It ain’t easy keeping up with the New York Yankees and their payroll that exceeds $195 million (U.S.) a year. Of course, many try, which is why baseball players have become some of the highest paid athletes in North American sports.

Although it can certainly help, money isn’t always everything when it comes to winning the game. Just look at the Oakland A’s this year. Hovering around the $50 million mark, their team payroll is one of the MLB’s lowest, and yet they’re having a great year. (Some are even saying A’s general manager Billy Beane is playing ‘Moneyball’ once again, gaining an edge with statistical analysis instead of big bucks.)

To back up our point that money can’t fix everything, we’ve compiled a list of some of the league’s most overpaid players who just aren’t pulling their weight. As a light at the end of the tunnel, we also tip our hat to a young up and comer who’s currently raking in (gasp) under half a mil.

Baseball’s Most Eyebrow-Raising Contracts. Slideshow text follows below for mobile viewers

Photo gallery Baseball’s Most Eyebrow-Raising Contracts See Gallery

Alex Rodriguez, New York Yankees:

A-Rod may be baseball’s biggest celebrity right now, but the aging third baseman’s so-so performance this year isn’t justifying his massive $29 million paycheque. The highest-paid Yankee had better step it up if he wants to turn his season around.

Carlos Lee, Miami Marlins:

Following his lackluster performance for the Astros, many speculated that Houston was unloading some dead weight when they traded Lee to the Marlins this summer. With a salary of $19 million, Lee is one of the league’s highest-paid players. That’s some mighty pricey dead weight!

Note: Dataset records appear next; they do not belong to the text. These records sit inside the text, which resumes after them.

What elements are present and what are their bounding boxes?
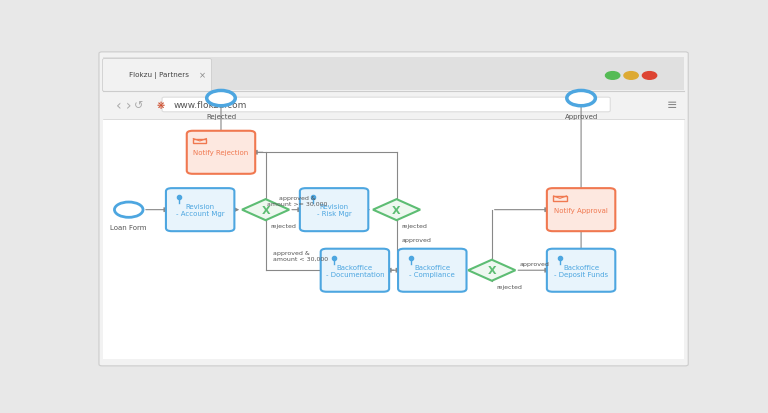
Text: ×: ×: [198, 71, 206, 80]
Polygon shape: [373, 199, 420, 221]
FancyBboxPatch shape: [103, 92, 684, 119]
Text: ≡: ≡: [667, 99, 677, 112]
Text: X: X: [261, 205, 270, 215]
Text: approved: approved: [402, 238, 431, 243]
Polygon shape: [242, 199, 290, 221]
Text: ‹: ‹: [116, 99, 121, 112]
Text: ›: ›: [126, 99, 131, 112]
FancyBboxPatch shape: [99, 53, 688, 366]
Text: Notify Approval: Notify Approval: [554, 207, 608, 213]
FancyBboxPatch shape: [194, 139, 207, 144]
Circle shape: [114, 202, 143, 218]
FancyBboxPatch shape: [162, 98, 611, 112]
FancyBboxPatch shape: [554, 197, 567, 201]
Polygon shape: [468, 260, 515, 281]
FancyBboxPatch shape: [321, 249, 389, 292]
FancyBboxPatch shape: [547, 189, 615, 232]
Text: approved: approved: [519, 262, 549, 267]
Circle shape: [605, 72, 620, 80]
Text: Revision
- Account Mgr: Revision - Account Mgr: [176, 204, 224, 217]
FancyBboxPatch shape: [300, 189, 369, 232]
FancyBboxPatch shape: [547, 249, 615, 292]
Text: www.flokzu.com: www.flokzu.com: [174, 101, 247, 110]
Text: Revision
- Risk Mgr: Revision - Risk Mgr: [316, 204, 352, 217]
Text: Rejected: Rejected: [206, 114, 236, 119]
Text: Backoffice
- Documentation: Backoffice - Documentation: [326, 264, 384, 277]
FancyBboxPatch shape: [166, 189, 234, 232]
Text: rejected: rejected: [270, 224, 296, 229]
FancyBboxPatch shape: [103, 57, 684, 91]
Text: Approved: Approved: [564, 114, 598, 119]
Text: ↺: ↺: [134, 100, 144, 111]
FancyBboxPatch shape: [103, 119, 684, 360]
Text: Notify Rejection: Notify Rejection: [194, 150, 249, 156]
Text: rejected: rejected: [497, 284, 522, 289]
FancyBboxPatch shape: [187, 131, 255, 174]
Text: rejected: rejected: [402, 224, 427, 229]
FancyBboxPatch shape: [398, 249, 466, 292]
Text: approved &
amount >= 30,000: approved & amount >= 30,000: [267, 196, 328, 206]
Circle shape: [624, 72, 638, 80]
Text: approved &
amount < 30,000: approved & amount < 30,000: [273, 250, 328, 261]
Circle shape: [207, 91, 235, 107]
Text: X: X: [392, 205, 401, 215]
Circle shape: [567, 91, 595, 107]
Text: X: X: [488, 266, 496, 275]
Text: Backoffice
- Compliance: Backoffice - Compliance: [409, 264, 455, 277]
Text: Flokzu | Partners: Flokzu | Partners: [129, 72, 189, 79]
Circle shape: [642, 72, 657, 80]
Text: Loan Form: Loan Form: [111, 225, 147, 231]
Text: Backoffice
- Deposit Funds: Backoffice - Deposit Funds: [554, 264, 608, 277]
Text: ❋: ❋: [156, 100, 164, 111]
FancyBboxPatch shape: [103, 59, 211, 92]
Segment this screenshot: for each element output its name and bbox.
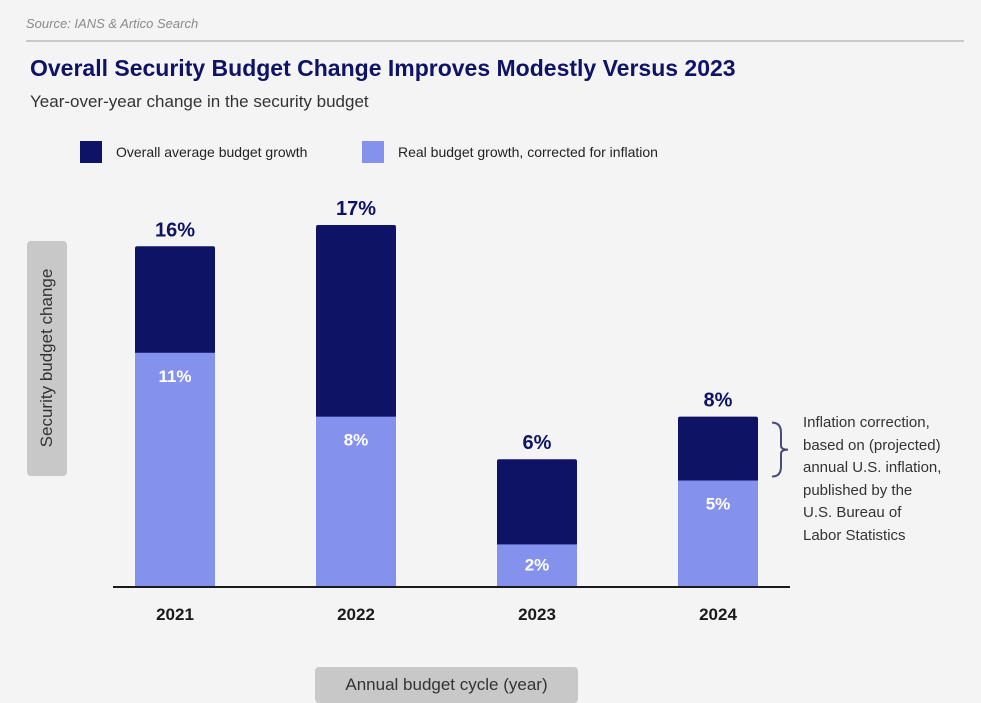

Aaron Rowand, Miami Marlins:

Rowand just isn’t playing like he used to, which is frowned upon when you’re raking in $12 million a year. No wonder both the Giants and the Marlins unloaded him. It should be interesting to see what his next deal is like now that he’s a free agent.

Prince Fielder, Detroit Tigers:

He may be a great hitter, but Fielder has been making a lot of errors this year, causing many to start questioning his princely $23 million salary. While the four-time All Star seemed worth the money when the Tigers locked him in for a nine-year deal worth $214 mil, some observers are starting to think the team may have overpaid.

Vernon Wells, Los Angeles Angels:

$21 million is a lot to pay an outfielder who’s batting a paltry .233, well below his career average of .273. And $21 million is just the tip of the iceberg: his $126 million seven-year deal with the Angels is the sixth highest in the history of the MLB. The Angels just might be counting down to 2015, when it expires.

Kevin Youkilis, Chicago White Sox:

“Euclis, the Greek God of Walks,” hasn’t been getting on base as consistently as he once did, which may be giving his new team pause. He hasn’t bombed, exactly, but his numbers have only been so-so this year, with a .232 average. Not exactly $12 million material.

Ryan Cook, Oakland A’s:

On the other side of the coin, there’s Ryan Cook. The promising young relief pitcher is working hard for his $480,000 paycheque: earlier this year, he logged four strikeouts against the Orioles. This talented 25-year-old is certainly one to keep an eye on.